Once the temperature dips below, say, 70, the sight of an uncovered baby head is like Kryptonite. The tongue-lashing I’ve received for exposing my daughter’s scalp to the breeze is nothing compared to the looks I’ve gotten when, in winter, I went out with her in a carrier, a bear suit, and yes, a hat – but left her wrists exposed. The glares, the sucked-in breath, the subtle shakes of the head. Yikes.
However. I’ll take an honest expression of disapproval any day over the smug, passive-aggressive mom-shaming that goes on every day on the playground and in the comments sections of every parenting blog. When my daughter was about 18 months, she loved to slide down the baby slide headfirst. Note that I said baby slide – it’s two feet off the ground, and slopes gently to a drop of about four inches, with a long flat runway. You would have to fling a baby onto it to hurt her. Nonetheless: “You’re so brave,” another mom sniffed, cutting her eyes at me, “letting her do that. I would never be able to let my daughter do such a thing.”
There are gracious ways to respond to this, I’m sure. There’s got to be a middle ground between red-faced consternation and stammering out a lame justification (my usual MO) and letting fly a “mind your own f---ing business, you miserable …” (which is what I say later, in my head). Southern ladies are wonderful at this sort of thing – they can take each other down with an exchange of insults so politely rendered, so dripping with honey, that an outsider might be lulled into thinking the women are dear friends exchanging compliments, not battle-scarred warriors stabbing each other in the heart. Sadly for me, I am not skilled in this particular set of social graces. Living in cities my entire adult life has given me the ability to reply loudly and colourfully to the rando shouting things from his car or on the street, but to effectively shut down a bitchy mom to her face without getting eighty-sixed forever from the neighbourhood at large? That’s ninja-level.
And heaven help you if you feed a baby formula in public. Or fail to quarter its grapes. Etc. Nobody gives side-eye like a Brooklyn mom these days.
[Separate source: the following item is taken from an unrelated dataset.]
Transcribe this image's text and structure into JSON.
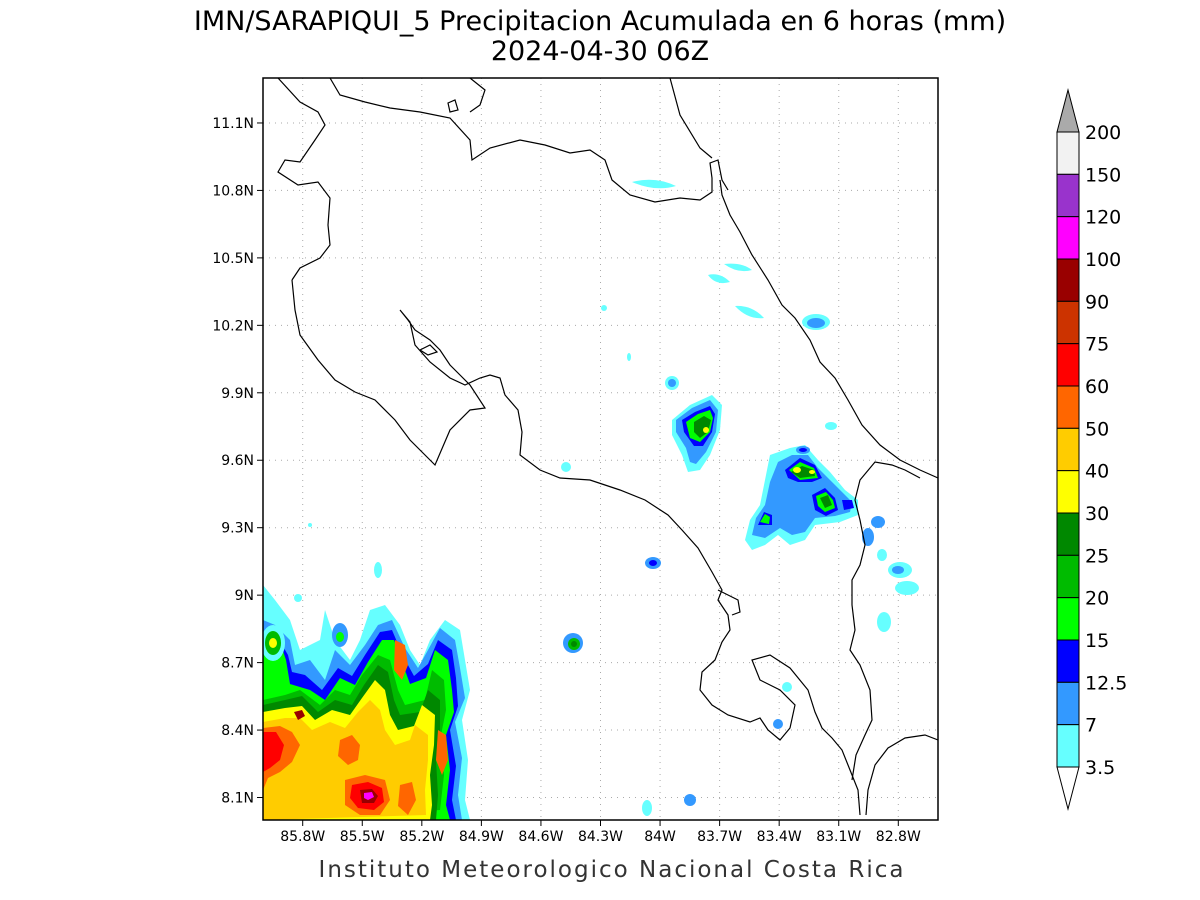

Like a lot of people, I’m pretty conflict-averse. This has nothing to do with being a good person and much more to do with vestiges of being a “nice girl.” In the rare instances where I know, unequivocally, that I am in the right, my desire to fight it out comes singing out of me like a surge of joy. Finally! Finally I get to hand somebody their ass! This isn’t a good look for playgroup. However, when people insist on not minding their own business – and it happens quite a lot – perhaps it’s time to lay aside a bit of politesse. That nice-girl veneer isn’t really serving you much anyway, except to ensure that you remain awkwardly flustered while some mom in nicer shoes than yours throws shade on your parenting skills. Unless you’re lucky enough to have earned your patch in the aforementioned Southern social arena or are so badass that nobody would think of coming at you with this nonsense, maybe it’s time to get a little blunt. Perhaps a neutral, friendly “Uh-huh – how about you raise your kid, and I’ll raise mine?” Something not quite a gauntlet, but that sends an unmistakable MYOB. Something where the “b”-word is implied, not hurled. If you think of anything, please let me know.